Sir Lynton Crosby, a conservative election strategist, told Sky News in a rare podcast interview that there will be a “battle” over the size of the state and who pays what, in light of these extraordinary interventions in recent months.
Sir Lynton said: “The government has just moved into a lot of areas where it was not before. The government is entering new territory and spending and lending more.
“And he is doing things that people would not have previously accepted and do not necessarily see as a long-term solution. But I think there is a battle – you saw Jeremy Corbyn saying that he was justified by many of the things the government did” in response to this crisis.
“But dealing with the crisis is screening and then you have to go into the hospital and provide long-term care and improve the patient. And even now in the UK, only 41% of people think there should be more interventionist measures here. forward.” , so that people would be prepared to recognize that these measures were necessary, but that is unsustainable “.
In addition to the debate over the size of the government, there is also a question about who pays the bill. Crosby says voters believe ordinary taxpayers shouldn’t pay for it and want multinationals and technology giants to pay more taxes. “There will be a battle over who should pay for it.”
And that again speaks of tensions between the conservative party and the new conservative voters. Recent polls have found that conservative voters have more in common with labor in the economy than with conservative parliamentarians and party members.
A report led by prominent UK academics in the “Change Europe” think tank concluded: “The fact that conservative parliamentarians so widely reject widespread perceptions of structural injustice – much more strongly than members and popular activists of the Conservative Party – suggests the challenge that the Johnson administration will face. to face if the shock of COVID-19 triggers public demand for redistribution and economic reform. “
He continued: “The Conservative Party won in 2010 and 2015, insisting on the need for austerity and cuts that matched the views of deputies, activists and members on the role of the state, and made sense to many voters.
“If, however, the feeling that ‘there is a law for the rich and one for the poor’ and that ordinary people who have done nothing wrong are being disappointed by the government, then the gap between conservatives begins to close. The party and voters as a whole can be deeply problematic for the Johnson administration. “
How much does Johnson want taxes and expenses? How does the chancellor intend to ensure that public finances are sustainable?

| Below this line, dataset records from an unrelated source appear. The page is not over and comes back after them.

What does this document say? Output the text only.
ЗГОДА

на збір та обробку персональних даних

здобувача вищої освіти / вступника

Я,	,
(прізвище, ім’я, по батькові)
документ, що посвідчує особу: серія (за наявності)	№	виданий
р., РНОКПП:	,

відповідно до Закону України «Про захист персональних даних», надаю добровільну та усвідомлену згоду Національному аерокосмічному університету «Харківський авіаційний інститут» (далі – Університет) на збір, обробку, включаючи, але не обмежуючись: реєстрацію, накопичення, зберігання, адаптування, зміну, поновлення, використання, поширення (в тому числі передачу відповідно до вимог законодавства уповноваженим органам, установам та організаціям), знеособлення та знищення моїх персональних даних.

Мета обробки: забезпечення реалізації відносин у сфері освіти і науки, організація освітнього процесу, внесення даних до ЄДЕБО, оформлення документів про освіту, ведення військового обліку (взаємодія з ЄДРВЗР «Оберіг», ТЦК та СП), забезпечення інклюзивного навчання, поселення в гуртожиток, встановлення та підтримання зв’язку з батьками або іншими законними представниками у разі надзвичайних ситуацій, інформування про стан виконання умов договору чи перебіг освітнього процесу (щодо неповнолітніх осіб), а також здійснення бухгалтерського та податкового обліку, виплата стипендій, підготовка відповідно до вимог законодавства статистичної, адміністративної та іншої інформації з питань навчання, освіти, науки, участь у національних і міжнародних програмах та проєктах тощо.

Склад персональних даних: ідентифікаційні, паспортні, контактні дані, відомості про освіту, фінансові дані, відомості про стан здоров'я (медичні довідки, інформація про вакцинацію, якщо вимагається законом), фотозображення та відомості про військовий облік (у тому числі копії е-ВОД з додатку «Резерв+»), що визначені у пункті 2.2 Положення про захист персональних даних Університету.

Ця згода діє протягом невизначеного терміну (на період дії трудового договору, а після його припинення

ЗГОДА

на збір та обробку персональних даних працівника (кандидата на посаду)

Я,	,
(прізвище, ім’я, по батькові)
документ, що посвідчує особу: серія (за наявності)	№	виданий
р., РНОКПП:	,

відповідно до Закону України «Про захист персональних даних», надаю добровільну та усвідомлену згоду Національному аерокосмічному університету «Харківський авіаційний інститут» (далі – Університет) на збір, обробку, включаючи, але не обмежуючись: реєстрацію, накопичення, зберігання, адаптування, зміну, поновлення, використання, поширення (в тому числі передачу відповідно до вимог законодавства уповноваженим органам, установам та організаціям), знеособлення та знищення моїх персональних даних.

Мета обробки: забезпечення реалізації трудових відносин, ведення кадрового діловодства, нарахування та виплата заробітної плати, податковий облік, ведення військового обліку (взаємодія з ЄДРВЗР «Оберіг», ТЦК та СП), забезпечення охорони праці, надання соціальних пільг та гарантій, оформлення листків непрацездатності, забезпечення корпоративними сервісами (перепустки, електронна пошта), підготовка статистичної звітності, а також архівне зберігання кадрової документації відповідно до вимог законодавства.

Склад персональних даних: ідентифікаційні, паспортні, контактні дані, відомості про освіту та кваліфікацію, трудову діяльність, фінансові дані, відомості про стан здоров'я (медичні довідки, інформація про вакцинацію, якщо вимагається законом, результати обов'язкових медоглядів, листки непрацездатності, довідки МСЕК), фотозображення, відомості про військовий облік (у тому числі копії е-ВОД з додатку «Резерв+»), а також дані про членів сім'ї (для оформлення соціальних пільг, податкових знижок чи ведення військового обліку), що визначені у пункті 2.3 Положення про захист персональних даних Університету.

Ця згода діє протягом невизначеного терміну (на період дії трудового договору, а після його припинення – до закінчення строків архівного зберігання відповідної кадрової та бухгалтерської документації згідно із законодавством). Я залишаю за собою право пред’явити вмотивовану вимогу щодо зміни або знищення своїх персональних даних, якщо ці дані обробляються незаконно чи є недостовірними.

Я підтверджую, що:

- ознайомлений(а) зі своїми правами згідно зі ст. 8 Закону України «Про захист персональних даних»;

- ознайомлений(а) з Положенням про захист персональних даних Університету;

Economists agree that there is little point in trying to answer these questions now, as we do not yet know whether the UK economy will recover from COVID or drag on. The task for the next few weeks is to try to start recovery.
The task for the coming months and years will be to define what the Johnsonian economy really means, while trying to bring together a new group of voters and a traditional conservative party, which are poles when it comes to taxes and spending.